Wolfgang Ischinger, ancien ambassadeur aux Etats-Unis et président du conseil de fondation de la Conférence sur la sécurité de Munich, a publié le 10 août 2022 dans «Foreign Affairs», le bulletin interne du Council on Foreign Relations (CFR), l’article intitulé «Le problème ukrainien de l’Allemagne – le plus grand pays d’Europe a besoin de temps pour s’adapter à un nouveau monde dangereux».1

Par Wolfgang Effenberger – Allemagne – 18 août 2022

Quel euphémisme! Il s’agit ici de la troisième guerre mondiale qui se prépare.

Ce «nouveau monde dangereux» a été esquissé dès septembre 2014 – soit quelques mois seulement après le coup d’Etat de l’Euromaïdan orchestré par l’Occident – dans le document stratégique américain à long terme du «Training and Doctrine Command» (TRADOC) 525-3-1 et intitulé «Win in a Complex World 2020–2040».2 Les forces armées américaines y ont reçu l’instruction de se préparer à la réduction de la menace que représentent la Russie et la Chine.

En février 2017, TRADOC 525-2-1 intitulé «The U.S. Army Functional Concept for Intelligence 2020–2040» a été publié. Il y est question de capacités synergiques de renseignement et de solutions proposées «pour soutenir la compréhension de la situation nécessaire à la victoire dans un monde complexe». L’armée de terre doit produire des cadres et des soldats agiles, adaptables, innovants et conscients de leur culture, «fournissant aux commandants et aux unités les informations dont ils ont besoin pour gagner contre des adversaires flexibles».3

Tout tourne autour du principe anglo-saxon «The Winner takes it all» [Le vainqueur remporte tout]. Cela suscitera toutefois la résistance du reste du monde.

Montée en puissance prévue

Le 5 septembre 2019, le plan stratégique de la «Rand Corporation»4 a été présenté à la Chambre des représentants américaine. Sous le titre «Overextending and Unbalancing Russia»,5 le think tank montre comment la Russie peut être détruite de manière ciblée:

La Russie doit être attaquée sur son flanc le plus vulnérable. Il est prévu de prendre des sanctions commerciales et économiques, de remplacer les importations de gaz russe de l’Europe par du gaz naturel liquéfié américain et d’encourager les protestations internes tout en diffamant la Russie à l’extérieur.

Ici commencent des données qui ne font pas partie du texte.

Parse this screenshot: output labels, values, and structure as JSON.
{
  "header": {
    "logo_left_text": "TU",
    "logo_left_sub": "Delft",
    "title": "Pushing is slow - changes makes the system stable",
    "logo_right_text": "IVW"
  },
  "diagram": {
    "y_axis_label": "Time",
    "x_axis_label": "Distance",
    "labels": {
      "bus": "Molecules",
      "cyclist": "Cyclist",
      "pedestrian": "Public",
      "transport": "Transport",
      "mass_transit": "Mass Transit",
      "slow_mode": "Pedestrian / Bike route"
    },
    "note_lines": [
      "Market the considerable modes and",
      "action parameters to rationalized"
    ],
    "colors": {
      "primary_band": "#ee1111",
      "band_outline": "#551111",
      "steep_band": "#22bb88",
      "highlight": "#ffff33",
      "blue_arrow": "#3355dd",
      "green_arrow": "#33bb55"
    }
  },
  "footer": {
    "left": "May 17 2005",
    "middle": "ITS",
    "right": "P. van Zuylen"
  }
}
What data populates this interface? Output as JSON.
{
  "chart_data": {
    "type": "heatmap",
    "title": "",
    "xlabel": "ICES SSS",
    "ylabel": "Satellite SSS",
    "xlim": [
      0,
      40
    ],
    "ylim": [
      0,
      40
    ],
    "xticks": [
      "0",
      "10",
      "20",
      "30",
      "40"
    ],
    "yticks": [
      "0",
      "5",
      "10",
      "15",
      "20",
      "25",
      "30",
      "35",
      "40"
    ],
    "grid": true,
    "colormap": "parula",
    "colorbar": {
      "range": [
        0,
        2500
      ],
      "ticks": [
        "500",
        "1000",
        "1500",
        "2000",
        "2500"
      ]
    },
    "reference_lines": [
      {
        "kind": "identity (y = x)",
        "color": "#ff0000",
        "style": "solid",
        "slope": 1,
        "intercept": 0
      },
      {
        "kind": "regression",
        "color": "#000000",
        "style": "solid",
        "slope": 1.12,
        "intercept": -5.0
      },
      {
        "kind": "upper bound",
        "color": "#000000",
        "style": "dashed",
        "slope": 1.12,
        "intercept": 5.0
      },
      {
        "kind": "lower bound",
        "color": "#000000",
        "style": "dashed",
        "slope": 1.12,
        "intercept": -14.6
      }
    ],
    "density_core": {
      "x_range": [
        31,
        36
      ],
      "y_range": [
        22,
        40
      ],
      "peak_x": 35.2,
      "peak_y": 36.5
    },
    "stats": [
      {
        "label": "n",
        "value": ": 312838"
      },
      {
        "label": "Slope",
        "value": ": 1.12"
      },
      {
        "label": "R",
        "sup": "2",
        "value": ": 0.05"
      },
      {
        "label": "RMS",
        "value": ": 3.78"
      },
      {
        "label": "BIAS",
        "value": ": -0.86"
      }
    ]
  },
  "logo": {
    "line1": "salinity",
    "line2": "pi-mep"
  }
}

Sur le plan militaire, les Etats-Unis devraient investir principalement dans des bombardiers stratégiques et des missiles à longue portée dirigés contre la Russie, et inciter les pays de l’OTAN à augmenter leurs forces armées dans une fonction antirusse.

De nouveaux missiles nucléaires à moyenne portée en Europe, ciblant la Russie, garantissent une probabilité de succès élevée. La Russie finirait par payer le prix le plus élevé dans la confrontation avec les Etats-Unis.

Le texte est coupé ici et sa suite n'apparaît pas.